Kubernetes operators are widely used open-source software for container orchestration that automates the deploying, scaling, and managing of workloads of the container.
However, these same principles confine its initial capability to a limited range of commands and actions accessible via APIs. To execute more complicated tasks, this set must be expanded and more sophisticated automation developed, tailored to unique applications and their specific sphere of activity. This is where the operators come in.
Kubernetes Operators oversee application logic and are part of the Kubernetes control plane. Simplicity, flexibility, and automation enable the design of Operators. These are also the fundamental ideas behind the Kubernetes architecture.
Most common Kubernetes Operators
- RBAC Manager Operator: Fairwinds built this Kubernetes operator to make it easier to implement RBAC on Kubernetes. RBAC Manager allows you to simply set up and maintain RBAC settings with minimal manual effort.
- Grafana Operator: The Grafana operator is used to make it easier to launch, configure, and manage Grafana instances on Kubernetes. In addition to making Grafana deployments easier, the operator provides a variety of other services.
- HPA Kubernetes Operator: The Horizontal Pod Autoscaler (HPA) operator monitors Deployments and StatefulSets before automatically deleting, updating, or creating HPAs based on specified annotations in the configuration file.
- Starboard Operator: Starboard incorporates security tools into the Kubernetes environment, allowing users to directly identify and visualize threats associated with various Kubernetes resources.
Benefits of Kubernetes Operators
Below are some benefits of Kubernetes operators
- Kubernetes operators encapsulate best practices and operational processes into Kubernetes-based software.
- Kubernetes extensions that operate on the cluster hosting the managed workload. Operator capabilities include extensive installation and update processes, lifecycle events like backups, restorations, failovers, failbacks, and metrics-driven scalability.
- Kubernetes-driven development focuses on stateless, front-end, and API-centric apps, operators bring the entire stack into the environment. This simplifies configuration and maintenance, as Kubernetes becomes an important portability component for IT and engineers.

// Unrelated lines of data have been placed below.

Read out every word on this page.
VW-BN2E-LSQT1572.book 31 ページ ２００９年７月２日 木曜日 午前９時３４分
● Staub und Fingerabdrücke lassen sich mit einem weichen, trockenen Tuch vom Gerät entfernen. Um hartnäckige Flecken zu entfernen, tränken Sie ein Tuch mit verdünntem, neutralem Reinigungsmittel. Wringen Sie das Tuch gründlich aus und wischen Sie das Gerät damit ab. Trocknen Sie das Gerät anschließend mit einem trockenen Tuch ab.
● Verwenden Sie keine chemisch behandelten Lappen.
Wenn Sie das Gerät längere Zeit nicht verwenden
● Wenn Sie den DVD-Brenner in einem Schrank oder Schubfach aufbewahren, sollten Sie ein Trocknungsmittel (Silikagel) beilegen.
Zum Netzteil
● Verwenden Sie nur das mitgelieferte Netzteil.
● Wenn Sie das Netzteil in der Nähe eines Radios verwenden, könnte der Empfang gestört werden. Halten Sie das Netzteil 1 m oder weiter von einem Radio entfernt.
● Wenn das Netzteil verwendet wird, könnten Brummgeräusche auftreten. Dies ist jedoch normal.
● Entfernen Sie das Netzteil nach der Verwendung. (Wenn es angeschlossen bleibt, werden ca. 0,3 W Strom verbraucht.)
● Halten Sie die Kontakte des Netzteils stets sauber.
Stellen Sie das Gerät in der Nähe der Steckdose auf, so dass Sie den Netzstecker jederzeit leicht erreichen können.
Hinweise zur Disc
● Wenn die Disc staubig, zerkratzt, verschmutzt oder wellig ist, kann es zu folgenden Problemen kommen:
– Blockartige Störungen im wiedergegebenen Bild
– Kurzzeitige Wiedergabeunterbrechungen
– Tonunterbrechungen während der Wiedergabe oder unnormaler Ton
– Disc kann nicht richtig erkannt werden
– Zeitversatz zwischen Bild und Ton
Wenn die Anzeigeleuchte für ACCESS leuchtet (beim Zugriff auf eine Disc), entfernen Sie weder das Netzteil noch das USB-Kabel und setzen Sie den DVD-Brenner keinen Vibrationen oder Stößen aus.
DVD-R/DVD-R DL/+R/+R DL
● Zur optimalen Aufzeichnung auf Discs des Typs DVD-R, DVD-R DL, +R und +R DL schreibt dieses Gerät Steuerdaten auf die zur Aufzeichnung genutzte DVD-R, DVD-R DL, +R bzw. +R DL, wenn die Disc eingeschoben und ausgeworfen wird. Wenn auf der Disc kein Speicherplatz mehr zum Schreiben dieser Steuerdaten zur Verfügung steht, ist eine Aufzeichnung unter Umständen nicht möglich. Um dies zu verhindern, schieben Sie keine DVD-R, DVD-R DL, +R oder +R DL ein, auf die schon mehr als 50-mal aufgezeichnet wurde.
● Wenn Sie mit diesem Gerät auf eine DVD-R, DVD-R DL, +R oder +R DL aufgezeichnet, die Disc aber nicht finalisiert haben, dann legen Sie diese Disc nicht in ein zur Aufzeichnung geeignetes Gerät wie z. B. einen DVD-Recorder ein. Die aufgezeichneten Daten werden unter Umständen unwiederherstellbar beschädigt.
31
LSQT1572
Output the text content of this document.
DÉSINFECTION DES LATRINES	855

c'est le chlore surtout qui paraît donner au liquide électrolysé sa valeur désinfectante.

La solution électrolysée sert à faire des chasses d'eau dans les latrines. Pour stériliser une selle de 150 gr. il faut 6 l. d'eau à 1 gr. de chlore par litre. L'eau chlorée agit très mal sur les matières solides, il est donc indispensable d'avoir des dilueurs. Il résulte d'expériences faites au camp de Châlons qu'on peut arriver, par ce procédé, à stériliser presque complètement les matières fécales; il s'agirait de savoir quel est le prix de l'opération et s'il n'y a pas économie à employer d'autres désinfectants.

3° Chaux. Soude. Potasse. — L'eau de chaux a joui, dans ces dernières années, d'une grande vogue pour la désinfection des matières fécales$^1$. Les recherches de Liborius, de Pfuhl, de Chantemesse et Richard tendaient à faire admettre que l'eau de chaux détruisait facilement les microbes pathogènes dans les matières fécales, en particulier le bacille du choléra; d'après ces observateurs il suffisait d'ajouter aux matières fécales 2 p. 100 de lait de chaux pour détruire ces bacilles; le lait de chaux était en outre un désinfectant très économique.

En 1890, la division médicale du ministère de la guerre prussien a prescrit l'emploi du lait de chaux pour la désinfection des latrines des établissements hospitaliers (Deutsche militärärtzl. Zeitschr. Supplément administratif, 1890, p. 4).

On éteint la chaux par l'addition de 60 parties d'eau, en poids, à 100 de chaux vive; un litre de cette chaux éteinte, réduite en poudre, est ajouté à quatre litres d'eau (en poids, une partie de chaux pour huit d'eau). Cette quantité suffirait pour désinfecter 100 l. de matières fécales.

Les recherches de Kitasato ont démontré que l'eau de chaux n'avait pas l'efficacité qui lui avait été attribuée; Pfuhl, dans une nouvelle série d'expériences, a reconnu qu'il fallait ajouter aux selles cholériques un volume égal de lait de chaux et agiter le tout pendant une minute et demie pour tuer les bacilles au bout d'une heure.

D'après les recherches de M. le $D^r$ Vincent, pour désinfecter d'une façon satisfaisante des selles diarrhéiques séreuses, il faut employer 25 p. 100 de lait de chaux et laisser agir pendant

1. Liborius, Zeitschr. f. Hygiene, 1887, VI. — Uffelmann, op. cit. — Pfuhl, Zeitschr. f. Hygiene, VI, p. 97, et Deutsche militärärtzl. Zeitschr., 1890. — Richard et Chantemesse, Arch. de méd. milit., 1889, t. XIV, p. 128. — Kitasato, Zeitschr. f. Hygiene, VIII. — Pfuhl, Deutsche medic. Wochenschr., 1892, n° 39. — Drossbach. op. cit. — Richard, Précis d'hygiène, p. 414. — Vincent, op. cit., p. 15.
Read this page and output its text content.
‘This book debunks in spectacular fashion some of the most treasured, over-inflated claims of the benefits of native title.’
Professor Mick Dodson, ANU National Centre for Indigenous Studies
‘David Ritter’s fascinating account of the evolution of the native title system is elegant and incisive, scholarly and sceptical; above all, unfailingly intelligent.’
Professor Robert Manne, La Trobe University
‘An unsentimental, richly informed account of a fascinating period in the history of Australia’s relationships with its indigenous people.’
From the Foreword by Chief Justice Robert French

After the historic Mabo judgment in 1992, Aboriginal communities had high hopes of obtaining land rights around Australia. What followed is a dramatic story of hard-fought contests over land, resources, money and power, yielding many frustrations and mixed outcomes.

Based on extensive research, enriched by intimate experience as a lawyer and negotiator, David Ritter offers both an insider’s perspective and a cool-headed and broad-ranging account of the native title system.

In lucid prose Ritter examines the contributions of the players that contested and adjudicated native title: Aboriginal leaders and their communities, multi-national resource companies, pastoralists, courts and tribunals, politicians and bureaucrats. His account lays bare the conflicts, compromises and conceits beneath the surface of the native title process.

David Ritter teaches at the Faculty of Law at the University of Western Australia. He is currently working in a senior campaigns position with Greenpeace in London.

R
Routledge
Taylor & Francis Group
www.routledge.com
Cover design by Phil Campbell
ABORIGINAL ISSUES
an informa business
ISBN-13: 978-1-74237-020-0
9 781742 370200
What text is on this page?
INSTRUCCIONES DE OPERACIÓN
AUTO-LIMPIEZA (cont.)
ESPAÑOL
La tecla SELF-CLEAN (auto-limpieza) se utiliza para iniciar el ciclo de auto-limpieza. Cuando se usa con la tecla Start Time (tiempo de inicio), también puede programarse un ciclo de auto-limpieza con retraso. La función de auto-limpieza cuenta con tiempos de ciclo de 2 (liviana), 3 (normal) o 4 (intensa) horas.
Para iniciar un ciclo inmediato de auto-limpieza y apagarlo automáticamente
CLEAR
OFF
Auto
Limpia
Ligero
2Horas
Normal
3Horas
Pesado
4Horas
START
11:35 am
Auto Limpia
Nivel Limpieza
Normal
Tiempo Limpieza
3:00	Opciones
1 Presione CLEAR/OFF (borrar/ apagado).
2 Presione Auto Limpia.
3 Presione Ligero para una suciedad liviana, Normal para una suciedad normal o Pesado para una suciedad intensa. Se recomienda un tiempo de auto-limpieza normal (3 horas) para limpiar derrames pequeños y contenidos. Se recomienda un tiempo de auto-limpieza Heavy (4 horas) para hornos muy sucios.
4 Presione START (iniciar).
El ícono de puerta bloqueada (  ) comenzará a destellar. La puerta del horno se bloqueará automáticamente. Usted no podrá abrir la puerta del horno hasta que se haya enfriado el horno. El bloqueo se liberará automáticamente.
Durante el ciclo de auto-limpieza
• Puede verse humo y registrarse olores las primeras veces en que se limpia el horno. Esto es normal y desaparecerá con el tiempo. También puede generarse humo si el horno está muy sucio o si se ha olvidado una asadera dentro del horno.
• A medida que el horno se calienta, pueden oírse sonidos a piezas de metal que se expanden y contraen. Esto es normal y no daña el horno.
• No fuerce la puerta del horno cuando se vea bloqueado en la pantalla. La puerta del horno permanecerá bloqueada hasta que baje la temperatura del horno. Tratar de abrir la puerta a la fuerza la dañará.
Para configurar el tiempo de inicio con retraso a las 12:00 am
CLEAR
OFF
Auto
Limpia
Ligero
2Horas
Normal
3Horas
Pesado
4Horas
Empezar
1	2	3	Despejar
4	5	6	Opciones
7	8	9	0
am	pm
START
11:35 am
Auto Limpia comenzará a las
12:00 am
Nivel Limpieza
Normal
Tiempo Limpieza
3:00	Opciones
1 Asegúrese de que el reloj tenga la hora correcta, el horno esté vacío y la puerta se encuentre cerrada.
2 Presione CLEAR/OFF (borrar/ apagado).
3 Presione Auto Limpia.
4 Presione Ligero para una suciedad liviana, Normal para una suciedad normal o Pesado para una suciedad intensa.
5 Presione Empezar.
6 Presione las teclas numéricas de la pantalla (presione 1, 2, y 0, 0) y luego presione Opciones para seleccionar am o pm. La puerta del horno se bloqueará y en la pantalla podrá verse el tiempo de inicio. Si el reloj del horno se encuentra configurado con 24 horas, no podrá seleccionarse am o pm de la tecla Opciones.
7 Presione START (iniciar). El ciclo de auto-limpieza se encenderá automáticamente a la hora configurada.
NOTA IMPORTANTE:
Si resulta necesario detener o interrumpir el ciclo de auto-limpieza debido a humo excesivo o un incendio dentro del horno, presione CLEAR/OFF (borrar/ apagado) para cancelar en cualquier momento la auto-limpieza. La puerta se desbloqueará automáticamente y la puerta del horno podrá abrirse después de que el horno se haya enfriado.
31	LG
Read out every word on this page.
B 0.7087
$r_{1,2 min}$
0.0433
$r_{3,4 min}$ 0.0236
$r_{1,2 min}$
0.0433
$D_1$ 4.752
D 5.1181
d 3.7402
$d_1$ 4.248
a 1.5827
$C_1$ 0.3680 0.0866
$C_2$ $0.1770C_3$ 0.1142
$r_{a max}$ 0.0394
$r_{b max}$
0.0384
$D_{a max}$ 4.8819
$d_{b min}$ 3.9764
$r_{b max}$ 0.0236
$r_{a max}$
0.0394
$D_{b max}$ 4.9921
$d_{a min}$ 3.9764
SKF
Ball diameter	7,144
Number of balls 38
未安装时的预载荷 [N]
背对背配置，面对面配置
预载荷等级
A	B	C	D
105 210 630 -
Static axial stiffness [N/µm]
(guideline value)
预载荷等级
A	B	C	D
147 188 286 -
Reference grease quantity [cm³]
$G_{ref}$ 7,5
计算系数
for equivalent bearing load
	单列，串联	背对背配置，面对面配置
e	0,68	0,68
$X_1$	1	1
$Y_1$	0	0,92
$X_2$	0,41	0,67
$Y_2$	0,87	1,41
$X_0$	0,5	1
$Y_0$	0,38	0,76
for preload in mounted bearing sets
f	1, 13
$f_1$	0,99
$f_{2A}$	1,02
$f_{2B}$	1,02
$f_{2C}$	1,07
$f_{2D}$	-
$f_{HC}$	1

- Operators also improve uptime and cheaper operational labor by automatically correcting configuration drift. Because this can be accomplished using Kubernetes' extension capabilities, the approach is platform agnostic and driven by the Kubernetes community.
Conclusion
In this article, we have learned about Kubernetes operators. Kubernetes operators are difficult to develop from scratch. They need programming abilities and a deep understanding of Kubernetes' native controllers and operational mechanisms.